In The Deep Rough - Lessons Learned From Logging On The Golf Course

March 6, 2024 · 8 min read

Kevin is a seasoned Android engineer and now an engineering manager, brings 13 years of experience in the IoT realm, focusing on developing innovative software for devices such as hearing aids, irrigation systems, and golf sensors. Throughout his career, Kevin has extensively utilized cross-platform technologies like Xamarin, Kotlin Multiplatform, and Rust. Kevin leads by example, inspiring his team through dedication and a hands-on approach, ensuring they achieve excellence together.

Lessons Learned From Logging

Intro

Writing software can be extremely complex. This complexity can sometimes make finding and resolving issues incredibly challenging. At Arccos Golf, we often run into these kinds of problems. One of the unique things about golf is that a round of golf is like a snowflake or a fingerprint, no two are alike. A golfer could play the same course every day without ever replicating a round identically.

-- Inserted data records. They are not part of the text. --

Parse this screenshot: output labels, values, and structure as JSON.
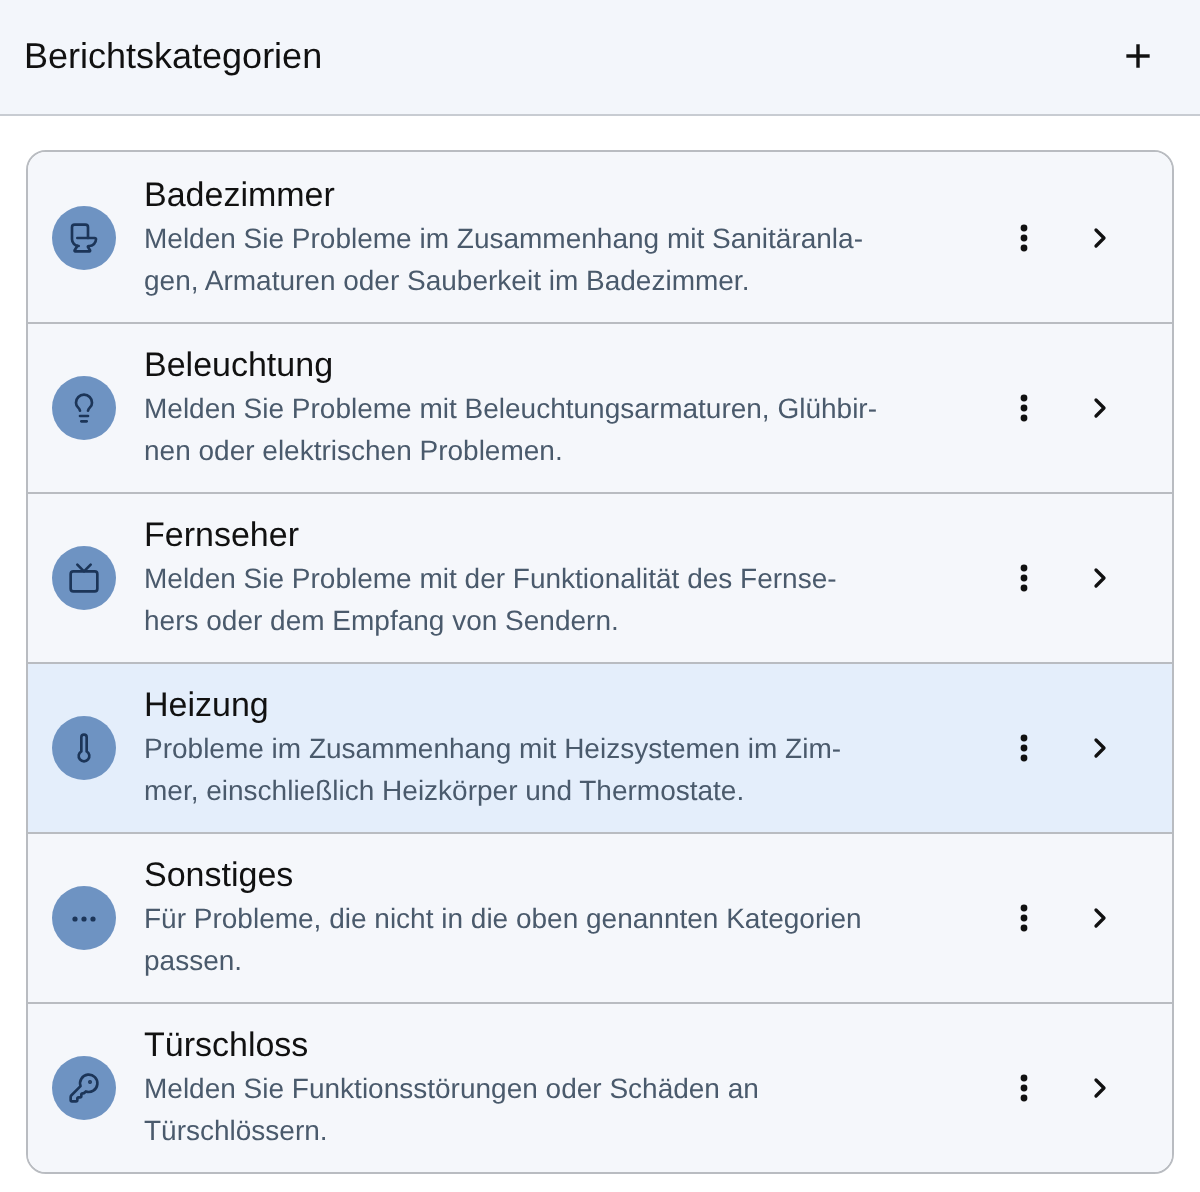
{
  "header": {
    "title": "Berichtskategorien",
    "add_button": "+"
  },
  "categories": [
    {
      "kind": "toilet",
      "title": "Badezimmer",
      "description_lines": [
        "Melden Sie Probleme im Zusammenhang mit Sanitäranla-",
        "gen, Armaturen oder Sauberkeit im Badezimmer."
      ],
      "selected": false
    },
    {
      "kind": "lightbulb",
      "title": "Beleuchtung",
      "description_lines": [
        "Melden Sie Probleme mit Beleuchtungsarmaturen, Glühbir-",
        "nen oder elektrischen Problemen."
      ],
      "selected": false
    },
    {
      "kind": "tv",
      "title": "Fernseher",
      "description_lines": [
        "Melden Sie Probleme mit der Funktionalität des Fernse-",
        "hers oder dem Empfang von Sendern."
      ],
      "selected": false
    },
    {
      "kind": "thermometer",
      "title": "Heizung",
      "description_lines": [
        "Probleme im Zusammenhang mit Heizsystemen im Zim-",
        "mer, einschließlich Heizkörper und Thermostate."
      ],
      "selected": true
    },
    {
      "kind": "ellipsis",
      "title": "Sonstiges",
      "description_lines": [
        "Für Probleme, die nicht in die oben genannten Kategorien",
        "passen."
      ],
      "selected": false
    },
    {
      "kind": "key",
      "title": "Türschloss",
      "description_lines": [
        "Melden Sie Funktionsstörungen oder Schäden an",
        "Türschlössern."
      ],
      "selected": false
    }
  ]
}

Thus, trying to write software rules about the golf domain inevitably leads to bugs. And since no two rounds of golf are the same, trying to reproduce a user issue they encounter on the golf course is nearly impossible. So, what have we done to attempt to track down some of these issues? You guessed it, logging.

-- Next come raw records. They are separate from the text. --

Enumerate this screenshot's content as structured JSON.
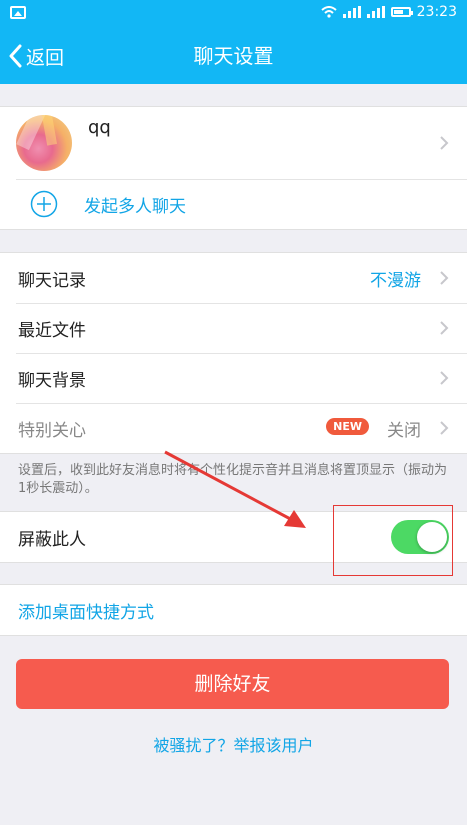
{
  "status_bar": {
    "time": "23:23"
  },
  "nav": {
    "back_label": "返回",
    "title": "聊天设置"
  },
  "profile": {
    "name": "qq",
    "multi_chat_label": "发起多人聊天"
  },
  "settings": {
    "chat_history": {
      "label": "聊天记录",
      "value": "不漫游"
    },
    "recent_files": {
      "label": "最近文件"
    },
    "chat_background": {
      "label": "聊天背景"
    },
    "special_care": {
      "label": "特别关心",
      "badge": "NEW",
      "value": "关闭"
    },
    "special_care_hint": "设置后，收到此好友消息时将有个性化提示音并且消息将置顶显示（振动为1秒长震动）。",
    "block": {
      "label": "屏蔽此人",
      "enabled": true
    },
    "shortcut": {
      "label": "添加桌面快捷方式"
    }
  },
  "actions": {
    "delete_label": "删除好友",
    "report_label": "被骚扰了？举报该用户"
  },
  "colors": {
    "accent": "#12b7f5",
    "link": "#12a5e6",
    "danger": "#f65b4e",
    "switch_on": "#4cd964",
    "annotation": "#e53935"
  }
}
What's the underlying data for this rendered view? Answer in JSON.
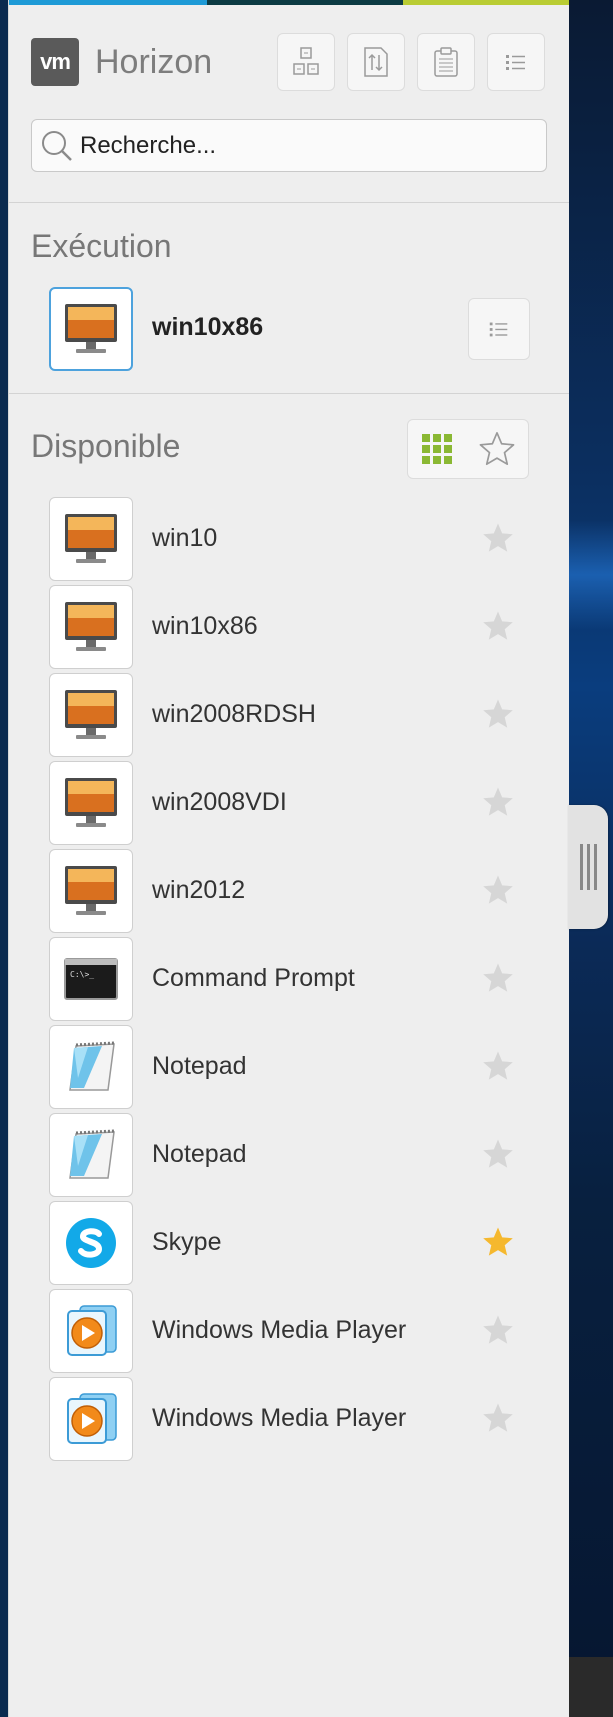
{
  "app": {
    "logo_text": "vm",
    "brand": "Horizon"
  },
  "toolbar": {
    "buttons": [
      {
        "name": "remote-desktop-button",
        "icon": "windows-grid-icon"
      },
      {
        "name": "transfer-button",
        "icon": "file-transfer-icon"
      },
      {
        "name": "clipboard-button",
        "icon": "clipboard-icon"
      },
      {
        "name": "menu-button",
        "icon": "list-menu-icon"
      }
    ]
  },
  "search": {
    "placeholder": "Recherche..."
  },
  "running": {
    "title": "Exécution",
    "items": [
      {
        "label": "win10x86",
        "icon": "desktop-icon"
      }
    ]
  },
  "available": {
    "title": "Disponible",
    "items": [
      {
        "label": "win10",
        "icon": "desktop-icon",
        "favorite": false
      },
      {
        "label": "win10x86",
        "icon": "desktop-icon",
        "favorite": false
      },
      {
        "label": "win2008RDSH",
        "icon": "desktop-icon",
        "favorite": false
      },
      {
        "label": "win2008VDI",
        "icon": "desktop-icon",
        "favorite": false
      },
      {
        "label": "win2012",
        "icon": "desktop-icon",
        "favorite": false
      },
      {
        "label": "Command Prompt",
        "icon": "command-prompt-icon",
        "favorite": false
      },
      {
        "label": "Notepad",
        "icon": "notepad-icon",
        "favorite": false
      },
      {
        "label": "Notepad",
        "icon": "notepad-icon",
        "favorite": false
      },
      {
        "label": "Skype",
        "icon": "skype-icon",
        "favorite": true
      },
      {
        "label": "Windows Media Player",
        "icon": "media-player-icon",
        "favorite": false
      },
      {
        "label": "Windows Media Player",
        "icon": "media-player-icon",
        "favorite": false
      }
    ]
  },
  "colors": {
    "accent_blue": "#1e9ad6",
    "accent_dark": "#0c3b43",
    "accent_green": "#b9cc33",
    "favorite_star": "#f5b82e",
    "inactive_star": "#d6d6d6",
    "grid_green": "#8ab833"
  }
}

Logging has proven to be an indispensable tool in my workflow, especially when developing new features. This article aims to guide you through key questions that shape a successful logging strategy along with some considerations around performance. Concluding with practical insights, it features a few case studies from Arccos Golf, demonstrating how logging has been instrumental in resolving real-world bugs.

Figure 1: The Arccos app showing several shot detection modes available (Phone & Link)

Should you log?

When trying to track down a bug or build a new feature, and you're considering logging, the first question to ask yourself is, “Is logging the right choice?”. There are many things to consider when deciding whether to add logging to a particular feature. Some of those considerations are:

Do I have any other tools at my disposal that could be useful if this feature fails? This could be an analytics platform that shows screenviews, and perhaps logs metadata in another way besides traditional logging.
Will adding logging harm the user in any way? This includes privacy, security, and performance.
How will I actually get or view these logs if something goes wrong?

What to log?

Logging should be strategic, focusing on areas that yield the most significant insights.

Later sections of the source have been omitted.